Kewenangan pengawasan secara yuridis ada pada Dinas Tenaga  Kerja  setempat, baik di tingkat kabupaten maupun kota. Lebih dari itu pada masing-masing  kantor dinas tersebut ada “pegawai pengawas” yang antara lain yang antara lain bertugas untuk mengawasi pembayaran upah pekerja minimal sebesar Upah Minimum. Namun demikian Dinas-dinas tersebut mempunyai keterbatasn jumlah personil pengawas, sementara jumlah perusahaan yang harus diawasi dari waktu ke waktu terus meningkat jumlahnya. Fenomena ini menjadi salah satu penyebab banyaknya pelaku usaha yang tidak membayar upah pekerjanya minimal sebesar Upah Minimum, meskipun sebenarnya secara financial mampu. Bagaimana menilai kemampuan pengusaha untuk membayar sebesar Upah Minimum dapat dilihat dari laporan keuangan mereka. Untuk perusahaan bentu CV atau perusahaan perseorangan, hal ini menjadi sulit karena tidak ada keharusan mereka membuat laporan keuangan yang diaudit oleh Akuntan Publik. Untuk itu dapat dilakukan dilihat dari laku tidaknya barang dan jasa perusahaan, perkembangan perusahaan,  bahkan dari perilaku pengusaha dalam kesehariannya dapat menjadi salah satu sinyal bahwa perusahaan sebenarnya mampu membayar sebesar Upah Minimum. Sementara itu untuk perusahaan bentuk PT ada kewajiban untuk menyusun laporan keuangan dan membayar pajak penghasilan (laba) perusahaan. Apabila perusahaan membayar pajak penghasilan ke kantor Pajak, berarti perusahaan mendapatkan laba. Perusahaan yang sahamnya listing di Bursa Efek, seperti beberapa perusahaan rokok yang ada di Kudus, Kediri, Malang kemampuan membayar Upah Minimum dapat dilihat bukan hanya dari pembayaran pajak penghasilan ke kantor pajak, tetapi juga dari laporan mereka ke Bursa.Efek yang dapat diakses bebas oleh siapapun .

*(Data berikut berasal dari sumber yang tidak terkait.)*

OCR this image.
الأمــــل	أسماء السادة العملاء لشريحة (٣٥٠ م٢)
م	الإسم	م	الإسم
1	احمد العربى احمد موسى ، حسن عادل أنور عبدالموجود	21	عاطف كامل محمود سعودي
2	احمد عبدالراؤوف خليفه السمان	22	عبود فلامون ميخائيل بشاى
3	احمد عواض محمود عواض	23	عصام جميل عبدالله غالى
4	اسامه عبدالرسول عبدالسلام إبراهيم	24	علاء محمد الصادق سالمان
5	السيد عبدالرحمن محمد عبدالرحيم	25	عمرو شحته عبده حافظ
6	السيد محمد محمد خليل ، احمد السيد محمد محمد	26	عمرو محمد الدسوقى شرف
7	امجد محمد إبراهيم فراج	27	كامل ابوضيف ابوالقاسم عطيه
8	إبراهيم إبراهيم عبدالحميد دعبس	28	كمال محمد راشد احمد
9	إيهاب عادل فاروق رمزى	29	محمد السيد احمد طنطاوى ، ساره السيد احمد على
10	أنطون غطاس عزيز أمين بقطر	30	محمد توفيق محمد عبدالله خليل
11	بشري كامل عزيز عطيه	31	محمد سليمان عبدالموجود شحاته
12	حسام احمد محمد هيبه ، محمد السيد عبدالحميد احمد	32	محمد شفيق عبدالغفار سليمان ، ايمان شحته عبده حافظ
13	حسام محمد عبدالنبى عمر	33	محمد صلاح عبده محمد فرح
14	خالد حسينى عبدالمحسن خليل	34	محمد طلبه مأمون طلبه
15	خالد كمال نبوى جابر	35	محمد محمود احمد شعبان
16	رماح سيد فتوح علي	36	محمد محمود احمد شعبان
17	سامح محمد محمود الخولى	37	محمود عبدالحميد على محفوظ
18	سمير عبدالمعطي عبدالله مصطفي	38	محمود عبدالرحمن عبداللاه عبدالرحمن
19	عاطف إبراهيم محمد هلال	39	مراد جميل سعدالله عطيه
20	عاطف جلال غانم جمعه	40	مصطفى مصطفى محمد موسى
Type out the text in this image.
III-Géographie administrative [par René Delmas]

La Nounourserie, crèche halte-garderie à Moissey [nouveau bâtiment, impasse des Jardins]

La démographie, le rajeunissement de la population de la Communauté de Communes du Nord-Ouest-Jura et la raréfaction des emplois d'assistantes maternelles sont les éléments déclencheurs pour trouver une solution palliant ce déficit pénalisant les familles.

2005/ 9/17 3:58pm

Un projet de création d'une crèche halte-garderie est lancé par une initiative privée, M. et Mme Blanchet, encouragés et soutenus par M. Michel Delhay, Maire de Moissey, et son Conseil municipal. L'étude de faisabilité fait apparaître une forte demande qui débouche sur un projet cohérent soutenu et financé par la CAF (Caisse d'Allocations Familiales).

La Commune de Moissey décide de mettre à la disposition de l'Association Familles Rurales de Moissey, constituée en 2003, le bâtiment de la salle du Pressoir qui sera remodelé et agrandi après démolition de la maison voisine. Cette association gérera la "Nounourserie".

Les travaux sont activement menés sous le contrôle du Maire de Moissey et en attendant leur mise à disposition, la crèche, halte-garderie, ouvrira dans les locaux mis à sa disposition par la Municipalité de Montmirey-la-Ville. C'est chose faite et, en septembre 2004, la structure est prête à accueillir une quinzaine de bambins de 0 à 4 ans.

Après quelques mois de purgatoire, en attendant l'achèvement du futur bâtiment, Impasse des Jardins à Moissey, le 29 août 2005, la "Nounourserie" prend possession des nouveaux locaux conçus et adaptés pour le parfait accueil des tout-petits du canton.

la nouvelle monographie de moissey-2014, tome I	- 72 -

Agar permasalahan penetapan upah dan pengusaha membayar upah sebesar yang telah ditetapkan, kiranya perlu campur tangan banyak pihak.  Dinas Ketenagakerjaan Kabupetn/.Kota atau bahkan Propinsi menjadi pihak yang paling bertanggung jawab karena sesuai dengan fungsinya di bidang ketenagakerjaan. Untuk itu Dinas perlu melakukan uiapay lain, seperti sosialisasi baik ke pelaku usaha maupun pekerja atau serikat pekerja. Dukungan Disnaker untuk pembentukan Serikat Pekerja tingkat perusahaan secara tidak langsung akan memperkuat bargaining power pekerja, termasuk dalam pengupahan.
Upaya untuk memaksa pelaku usaha agar minimal membayar upah pekerjanya sebesar UMP tertuang dalam UU Ketenagakerjaan No 13 tahun 2003. Pelanggaran terhadap undang-undang tersebut pelaku usaha dapat dikenai  sanksi penjara 1 tahun sampai selama-lamanya 4 tahun atau denda sebesar 100 juta rupiah dan sebanyak-banyaknya 400 juta rupiah. Di lihat dari sisi sanksi yang dikenakan “nampaknya” mampu memaksa pelaku usaha untuk mentaatinya. Kenyataannya sangat jarang kita temukan dalam praktek pelaku usaha yang dikenai sanksi ini. Ada beberapa pertimbangan yang menyebabkan sanksi ini jarang dikenakan antara lain tingginya tingkat pengangguran sehingga ada kekhawatiran akan mempersempit lapangan usaha. Dari sisi pelaku usahanya sendiri masih banyak yang menganggap pekerja tidak lebih dari sekedar faktor produksi.  Dengan begitu apabila ada permasalahan dengan pekerja, maka dapat segera disubstitusi dengan pekerja yang lain.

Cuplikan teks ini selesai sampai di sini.